We have recognized that the rule requiring claims on appeal to have first been made at trial “applies to the state as well as to the defendant.” State v. Martin, 2 Conn. App. 605, 612, 482 A.2d 70 (1984), cert. denied, 195 Conn. 802, 488 A.2d 457, cert. denied, 472 U.S. 1009, 105 S. Ct. 2706, 86 L. Ed. 2d 721 (1985). In this case, however, the reasons for that rule do not suggest that it be applied to bar consideration of Fleming, and sound appellate discretion counsels otherwise.
“The policies behind the requirement that claims be made at trial in order to be reviewed on appeal”; State v. Cosby, 6 Conn. App. 164,173, 504 A.2d 1071 (1986); are principally to permit the trial court to correct any errors before it is too late, and thus to conserve judicial resources and to avoid the spectacle of the trial court proceedings becoming “a Kafkaesque academic test which [the trial judge] may be determined on appeal to have failed because of questions never asked of him *29or issues never clearly presented to him.” Id., 174. Although prior to Fleming our Supreme Court had hinted that the continued vitality of Licari was suspect; see, e.g., State v. Heinz, 193 Conn. 612, 629, 480 A.2d 452 (1984); State v. Gallagher, 191 Conn. 433, 438-39, 465 A.2d 323 (1983); when the trial court rendered its decision in this case, Licari was still the law and the trial court was obligated to apply it. Thus, there is no reason to believe that, had the state argued the inapplicability of Licari in the trial court, the decision of the trial court would have been any different.
Furthermore, while this appeal was pending, Fleming was decided, unequivocally stripping the trial court’s ruling of its theoretical underpinnings.
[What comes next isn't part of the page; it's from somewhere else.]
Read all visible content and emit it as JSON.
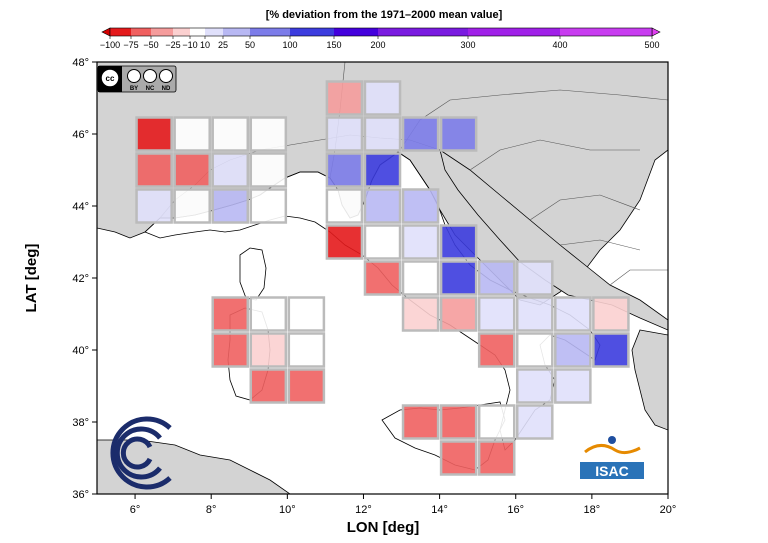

To permit the trial court’s ruling to stand and thus to end these prosecutions on a basis which is no longer the law would be to deny “recognition to society’s interest in giving the prosecution one complete opportunity to convict those who have violated its laws.” Arizona v. Washington, 434 U.S. 497, 509, 98 S. Ct. 824, 54 L. Ed. 2d 717 (1978); Ohio v. Johnson, 467 U.S. 493, 104 S. Ct. 2536, 81 L. Ed. 2d 425 (1984).
The defendant also argues that the trial court’s ruling was based on Practice Book § 815 (9) and that Fleming did not eliminate that Practice Book provision. Practice Book § 815 (9) provides for dismissal of an information because of “[djefenses or objections based on the insufficiency of the affidavit relied upon for the issuance of the arrest warrant. ...” The defendant argues in effect that Practice Book § 815 (9) provides a sufficient independent basis for the trial court’s action without regard to Fleming. We disagree. Practice Book § 815 (9) was specifically based on the now abandoned rule of Licari. See Orland, Connecticut Criminal Practice § 815.2. Thus, the reason for the rule no longer exists. See Southland Corporation v. Vernon, 1 Conn. *30App. 439, 446 n.6, 473 A.2d 318 (1984). To accept the defendant’s argument would be to render Fleming a nullity.
There is error in each case, the judgments dismissing the informations are set aside and the cases are remanded for further proceedings according to law.
In this opinion the other judges concurred.